OK, that is all for now – off to enjoy a glass of wine and catch up on some TV.

I just realized the girls’ party isn’t for two weeks, so I both have longer to get everything done, and longer to worry about it. Hey, I’ll take it!

Spayed and Sleeping

Our dog Tessie was spayed on Friday. I dropped her off about 8:30 in the morning, and they called me about 11:30 to say the surgery had gone well, she was awake and had eaten some food. I called again late afternoon and they said she was doing fine and had gone outside. Knowing that, I’m not sure why they needed to keep her overnight. On the other hand, not having her for a night meant I didn’t have to get up at 3:30 in the morning to take her out to poop, and was able to sleep in a bit Saturday morning.
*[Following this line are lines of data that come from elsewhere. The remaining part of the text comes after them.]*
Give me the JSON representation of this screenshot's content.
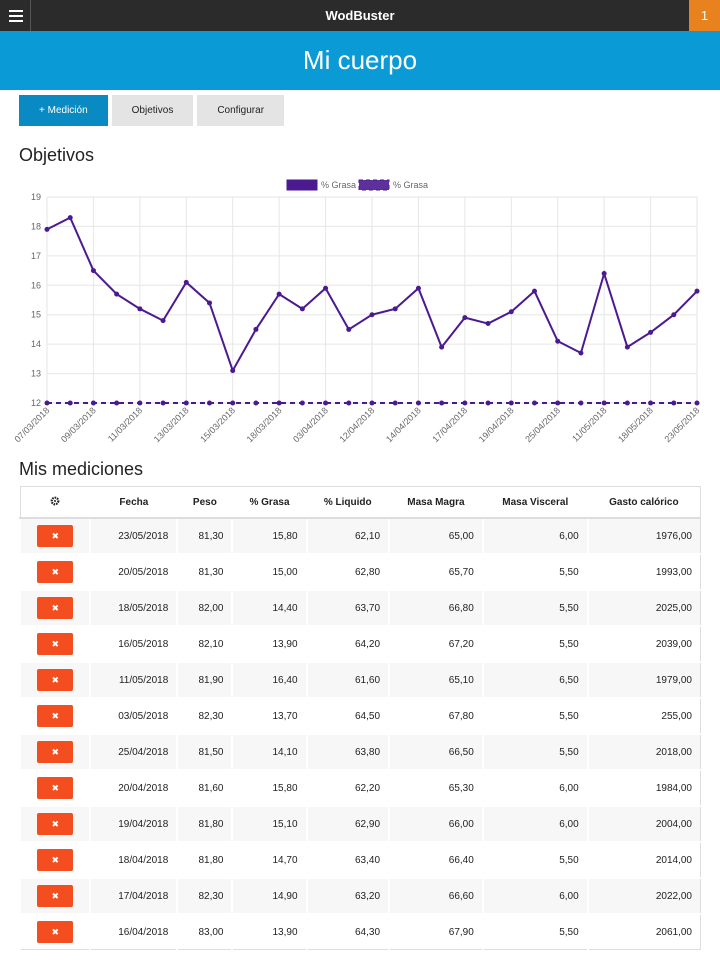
{
  "header": {
    "brand": "WodBuster",
    "badge": "1",
    "title": "Mi cuerpo"
  },
  "tabs": [
    "+ Medición",
    "Objetivos",
    "Configurar"
  ],
  "chart_heading": "Objetivos",
  "chart_data": {
    "type": "line",
    "categories": [
      "07/03/2018",
      null,
      "09/03/2018",
      null,
      "11/03/2018",
      null,
      "13/03/2018",
      null,
      "15/03/2018",
      null,
      "18/03/2018",
      null,
      "03/04/2018",
      null,
      "12/04/2018",
      null,
      "14/04/2018",
      null,
      "17/04/2018",
      null,
      "19/04/2018",
      null,
      "25/04/2018",
      null,
      "11/05/2018",
      null,
      "18/05/2018",
      null,
      "23/05/2018"
    ],
    "series": [
      {
        "name": "% Grasa",
        "color": "#4b1a91",
        "dashed": false,
        "values": [
          17.9,
          18.3,
          16.5,
          15.7,
          15.2,
          14.8,
          16.1,
          15.4,
          13.1,
          14.5,
          15.7,
          15.2,
          15.9,
          14.5,
          15.0,
          15.2,
          15.9,
          13.9,
          14.9,
          14.7,
          15.1,
          15.8,
          14.1,
          13.7,
          16.4,
          13.9,
          14.4,
          15.0,
          15.8
        ]
      },
      {
        "name": "% Grasa",
        "color": "#4b1a91",
        "dashed": true,
        "values": [
          12,
          12,
          12,
          12,
          12,
          12,
          12,
          12,
          12,
          12,
          12,
          12,
          12,
          12,
          12,
          12,
          12,
          12,
          12,
          12,
          12,
          12,
          12,
          12,
          12,
          12,
          12,
          12,
          12
        ]
      }
    ],
    "ylim": [
      12,
      19
    ],
    "yticks": [
      12,
      13,
      14,
      15,
      16,
      17,
      18,
      19
    ],
    "grid": true,
    "legend": "top"
  },
  "table_heading": "Mis mediciones",
  "table": {
    "columns": [
      "Fecha",
      "Peso",
      "% Grasa",
      "% Liquido",
      "Masa Magra",
      "Masa Visceral",
      "Gasto calórico"
    ],
    "rows": [
      [
        "23/05/2018",
        "81,30",
        "15,80",
        "62,10",
        "65,00",
        "6,00",
        "1976,00"
      ],
      [
        "20/05/2018",
        "81,30",
        "15,00",
        "62,80",
        "65,70",
        "5,50",
        "1993,00"
      ],
      [
        "18/05/2018",
        "82,00",
        "14,40",
        "63,70",
        "66,80",
        "5,50",
        "2025,00"
      ],
      [
        "16/05/2018",
        "82,10",
        "13,90",
        "64,20",
        "67,20",
        "5,50",
        "2039,00"
      ],
      [
        "11/05/2018",
        "81,90",
        "16,40",
        "61,60",
        "65,10",
        "6,50",
        "1979,00"
      ],
      [
        "03/05/2018",
        "82,30",
        "13,70",
        "64,50",
        "67,80",
        "5,50",
        "255,00"
      ],
      [
        "25/04/2018",
        "81,50",
        "14,10",
        "63,80",
        "66,50",
        "5,50",
        "2018,00"
      ],
      [
        "20/04/2018",
        "81,60",
        "15,80",
        "62,20",
        "65,30",
        "6,00",
        "1984,00"
      ],
      [
        "19/04/2018",
        "81,80",
        "15,10",
        "62,90",
        "66,00",
        "6,00",
        "2004,00"
      ],
      [
        "18/04/2018",
        "81,80",
        "14,70",
        "63,40",
        "66,40",
        "5,50",
        "2014,00"
      ],
      [
        "17/04/2018",
        "82,30",
        "14,90",
        "63,20",
        "66,60",
        "6,00",
        "2022,00"
      ],
      [
        "16/04/2018",
        "83,00",
        "13,90",
        "64,30",
        "67,90",
        "5,50",
        "2061,00"
      ]
    ]
  }
}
We all missed her, but the break was nice too.

When we picked her up Saturday morning I wasn’t expecting her to be “herself”, but she was. She was so excited to see us, and showed absolutely no sign of having had major surgery the day before. She pulled on her leash the minute we got outside, and jumped up into the car when I opened the door. Once home she was back to her regular routine with barely a blip.
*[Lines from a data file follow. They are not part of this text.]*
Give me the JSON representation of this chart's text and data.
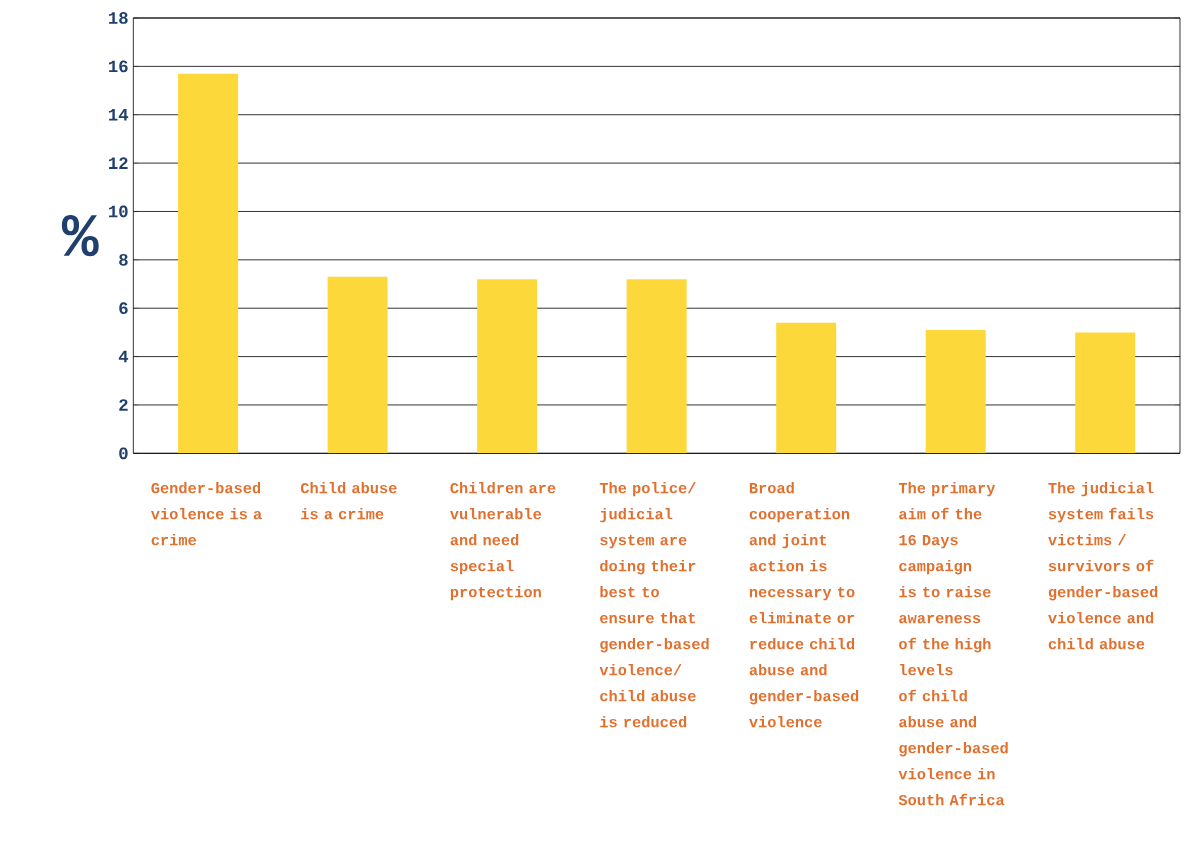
{
  "chart_data": {
    "type": "bar",
    "ylabel": "%",
    "categories": [
      "Gender-based violence is a crime",
      "Child abuse is a crime",
      "Children are vulnerable and need special protection",
      "The police/ judicial system are doing their best to ensure that gender-based violence/ child abuse is reduced",
      "Broad cooperation and joint action is necessary to eliminate or reduce child abuse and gender-based violence",
      "The primary aim of the 16 Days campaign is to raise awareness of the high levels of child abuse and gender-based violence in South Africa",
      "The judicial system fails victims / survivors of gender-based violence and child abuse"
    ],
    "values": [
      15.7,
      7.3,
      7.2,
      7.2,
      5.4,
      5.1,
      5.0
    ],
    "color": "#fdd83a",
    "ylim": [
      0,
      18
    ],
    "yticks": [
      0,
      2,
      4,
      6,
      8,
      10,
      12,
      14,
      16,
      18
    ],
    "grid": "y"
  }
}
Saturday night she slept in the soft crate next to my bed as always, and as always, she scratched on it in the midde of the night to go out. I stepped into my slippers and trudged downstairs with her, letting her out into the inch of snow that was falling (it would be 10 inches before it stopped mid-morning), and she immediately peed and pooped. Good lord, when will this ever stop?
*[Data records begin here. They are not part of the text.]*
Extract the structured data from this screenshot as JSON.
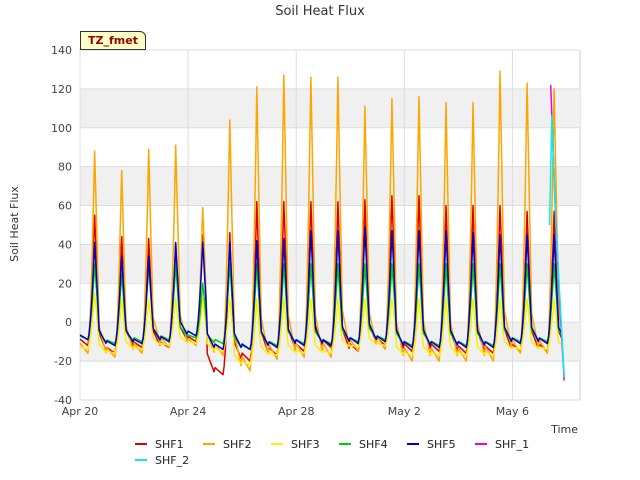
{
  "chart_data": {
    "type": "line",
    "title": "Soil Heat Flux",
    "ylabel": "Soil Heat Flux",
    "xlabel": "Time",
    "site_tag": "TZ_fmet",
    "ylim": [
      -40,
      140
    ],
    "yticks": [
      -40,
      -20,
      0,
      20,
      40,
      60,
      80,
      100,
      120,
      140
    ],
    "xlim": [
      "2023-04-20",
      "2023-05-08T12:00"
    ],
    "xticks": [
      {
        "date": "2023-04-20",
        "label": "Apr 20"
      },
      {
        "date": "2023-04-24",
        "label": "Apr 24"
      },
      {
        "date": "2023-04-28",
        "label": "Apr 28"
      },
      {
        "date": "2023-05-02",
        "label": "May 2"
      },
      {
        "date": "2023-05-06",
        "label": "May 6"
      }
    ],
    "grid": true,
    "banded_background": true,
    "legend_position": "bottom",
    "x_dates": [
      "2023-04-20",
      "2023-04-21",
      "2023-04-22",
      "2023-04-23",
      "2023-04-24",
      "2023-04-25",
      "2023-04-26",
      "2023-04-27",
      "2023-04-28",
      "2023-04-29",
      "2023-04-30",
      "2023-05-01",
      "2023-05-02",
      "2023-05-03",
      "2023-05-04",
      "2023-05-05",
      "2023-05-06",
      "2023-05-07"
    ],
    "series": [
      {
        "name": "SHF1",
        "color": "#dd0000",
        "daily_max": [
          55,
          44,
          43,
          40,
          45,
          46,
          62,
          62,
          62,
          62,
          63,
          65,
          65,
          60,
          60,
          60,
          57,
          57
        ],
        "daily_min": [
          -12,
          -16,
          -13,
          -13,
          -10,
          -27,
          -20,
          -17,
          -15,
          -13,
          -15,
          -12,
          -15,
          -15,
          -16,
          -16,
          -15,
          -15
        ]
      },
      {
        "name": "SHF2",
        "color": "#ffa500",
        "daily_max": [
          88,
          78,
          89,
          91,
          59,
          104,
          121,
          127,
          126,
          126,
          111,
          115,
          116,
          113,
          113,
          129,
          123,
          120
        ],
        "daily_min": [
          -16,
          -18,
          -16,
          -13,
          -12,
          -17,
          -25,
          -19,
          -18,
          -18,
          -15,
          -14,
          -20,
          -20,
          -20,
          -20,
          -16,
          -16
        ]
      },
      {
        "name": "SHF3",
        "color": "#ffee00",
        "daily_max": [
          15,
          12,
          12,
          12,
          12,
          12,
          12,
          12,
          12,
          12,
          12,
          12,
          12,
          12,
          12,
          12,
          12,
          12
        ],
        "daily_min": [
          -14,
          -16,
          -14,
          -12,
          -11,
          -15,
          -22,
          -17,
          -16,
          -16,
          -13,
          -12,
          -17,
          -17,
          -17,
          -17,
          -14,
          -14
        ]
      },
      {
        "name": "SHF4",
        "color": "#00cc00",
        "daily_max": [
          30,
          25,
          30,
          30,
          20,
          30,
          30,
          30,
          30,
          30,
          30,
          30,
          30,
          30,
          30,
          30,
          30,
          30
        ],
        "daily_min": [
          -9,
          -11,
          -10,
          -9,
          -8,
          -11,
          -14,
          -12,
          -11,
          -11,
          -10,
          -9,
          -12,
          -12,
          -12,
          -12,
          -10,
          -10
        ]
      },
      {
        "name": "SHF5",
        "color": "#0000cc",
        "daily_max": [
          41,
          34,
          34,
          41,
          41,
          41,
          42,
          43,
          47,
          47,
          49,
          47,
          47,
          47,
          46,
          45,
          45,
          45
        ],
        "daily_min": [
          -9,
          -12,
          -11,
          -10,
          -7,
          -14,
          -14,
          -13,
          -12,
          -12,
          -11,
          -10,
          -13,
          -13,
          -13,
          -13,
          -11,
          -11
        ]
      },
      {
        "name": "SHF_1",
        "color": "#ee00ee",
        "points": [
          {
            "x": "2023-05-07T10:00",
            "y": 122
          },
          {
            "x": "2023-05-07T14:00",
            "y": 60
          },
          {
            "x": "2023-05-07T18:00",
            "y": 10
          },
          {
            "x": "2023-05-07T22:00",
            "y": -30
          }
        ]
      },
      {
        "name": "SHF_2",
        "color": "#00eeee",
        "points": [
          {
            "x": "2023-05-07T09:00",
            "y": 50
          },
          {
            "x": "2023-05-07T11:00",
            "y": 106
          },
          {
            "x": "2023-05-07T15:00",
            "y": 45
          },
          {
            "x": "2023-05-07T22:00",
            "y": -28
          }
        ]
      }
    ]
  }
}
She’s been licking at her stitches quite a bit – when the vet tech called to check on her yesterday she suggested putting a child’s T-shirt or shorts on her, but that lasted all of ohhhh, about 2 minutes. So I’ve been trying to be diligent in catching her and redirecting her. I’m very concerned about infection, or her pulling them out. And since I can’t watch her in her sleep, I made a big decision at bedtime last night.

I let her sleep on my bed.

And she slept till morning. No middle of the night potty breaks.

A fluke? Or a new beginning? Let’s see how tonight goes.

In the meantime, I may need to pick up one of those no-bite collars, as the stitch-licking is not letting up.

What’s Missing?

Isn’t it funny how if you’ve never tasted chocolate, you don’t miss it? Or once you click with someone at work, it just doesn’t feel the same on the days he or she is out?

I had a dog for many years – I’ve referred to him often as my first child. He passed away just three weeks before I became a mom to a human child, which kept me pretty busy, and I didn’t have time to miss him once that happened. In fact, there have been many times when I’ve been thankful not to have a dog: when the weather is bad, when we have such a busy day we’re just not home, when we can get up and go at the drop of a hat.

Regular readers of this blog know we added a dog, Tessie, to our family in September. I’ve had to readjust lots of things in our routine, both large and small. The biggest thing is that I have not put in a full day in the office since she came to us, but smaller things are getting up in the middle of the night (most nights) to take her out, working on training items, reminding children to be gentle and planning our weekends so we’re home enough to let her out, as well as providing human contact for her. Some of it has been easy and some of it hard, but it’s all part of owning a dog.

This morning we dropped Tessie off at the vet to get spayed. She will spend the night there, and we’ll pick her up by noon tomorrow. I then dropped both kids off at their respective schools, and came home to work. It is eerily quiet in this house. I’m looking forward to getting a full night’s sleep tonight, but I already miss something I didn’t even have a few months ago.